É evidente que actualmente parte da população está desempregada e que objectivamente a situação de ser portador de uma IPG de 27 pontos e estar impedido de fazer esforços significativos torna ainda mais difícil a possibilidade de encontrar emprego, mas essa realidade sociológica não pode ser transportada para o mundo do direito, de forma a alterar o conceito jurídico de invalidez absoluta e definitiva.

Entende-se, em consequência, que a situação de incapacidade demonstrada não preenche os pressupostos de inclusão na garantia da cobertura, da denominada “Invalidez Absoluta e Definitiva por Doença”.

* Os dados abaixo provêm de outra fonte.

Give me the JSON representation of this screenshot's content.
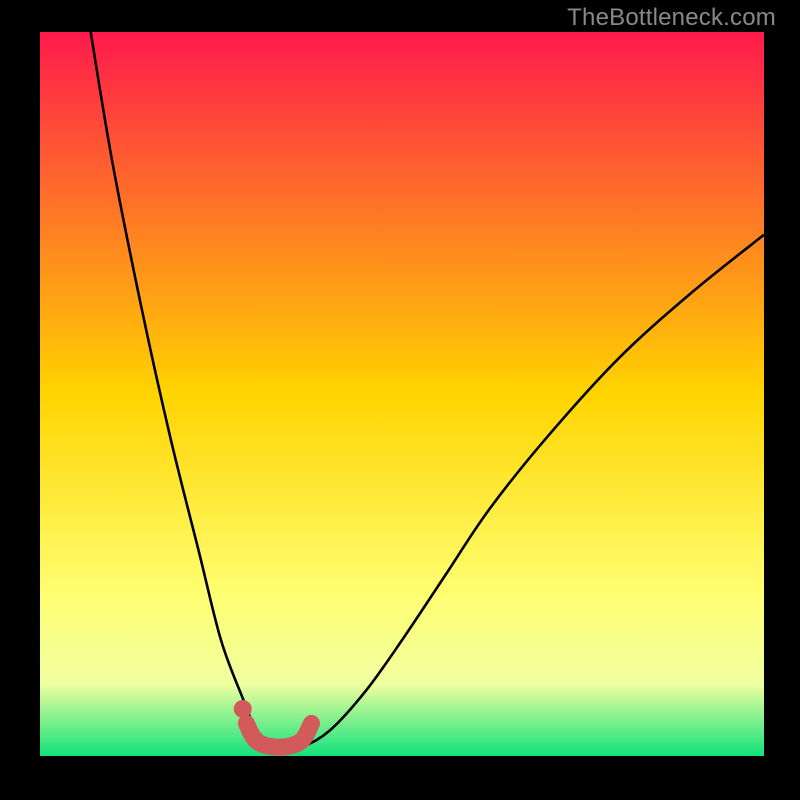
{
  "watermark": "TheBottleneck.com",
  "colors": {
    "frame": "#000000",
    "grad_top": "#ff1a4c",
    "grad_mid": "#ffd400",
    "grad_low": "#ffff73",
    "grad_soft": "#f0ffa0",
    "grad_bottom": "#11e27b",
    "curve": "#000000",
    "marker_fill": "#d35a5a",
    "marker_stroke": "#c34f4f"
  },
  "chart_data": {
    "type": "line",
    "title": "",
    "xlabel": "",
    "ylabel": "",
    "xlim": [
      0,
      100
    ],
    "ylim": [
      0,
      100
    ],
    "series": [
      {
        "name": "bottleneck-curve",
        "x": [
          7,
          10,
          14,
          18,
          22,
          25,
          28,
          30,
          33,
          36,
          40,
          45,
          50,
          56,
          62,
          70,
          80,
          90,
          100
        ],
        "y": [
          100,
          82,
          62,
          44,
          28,
          16,
          8,
          3.5,
          1.2,
          1.2,
          3.5,
          9,
          16,
          25,
          34,
          44,
          55,
          64,
          72
        ]
      }
    ],
    "highlight_segment": {
      "name": "optimal-range",
      "x": [
        28.5,
        30,
        33,
        36,
        37.5
      ],
      "y": [
        4.5,
        2.0,
        1.2,
        2.0,
        4.5
      ]
    },
    "highlight_dot": {
      "x": 28,
      "y": 6.5
    }
  }
}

32. Ainda relativamente à interpretação que tem sido conferida a este conceito de invalidez absoluta e definitiva, pronunciou-se o Supremo Tribunal de Justiça, em acórdão de 22.01.2009, publicado na CJ, STJ, Tomo I/2009, p. 78, onde se decidiu:

Sendo o risco coberto, para além da morte, a invalidez absoluta definitiva, mesmo não havendo especificação do conceito dessa invalidez, o declaratário médio e medianamente sagaz, não pode deixar de entender que a mesma se refere a todo e qualquer trabalho que não apenas ao trabalho habitual do segurado”.

33. Igual entendimento foi perfilhado no douto acórdão proferido pelo Tribunal da Relação do Porto em 06.06.2013, no âmbito do processo 3077/08.7TBVCD.P1, disponível na íntegra em www.dgsi.pt, , no qual se dispõe:

Uma invalidez absoluta e definitiva refere-se, segundo um declaratário normal, a um estado de incapacidade para todo e qualquer trabalho e para o resto da vida.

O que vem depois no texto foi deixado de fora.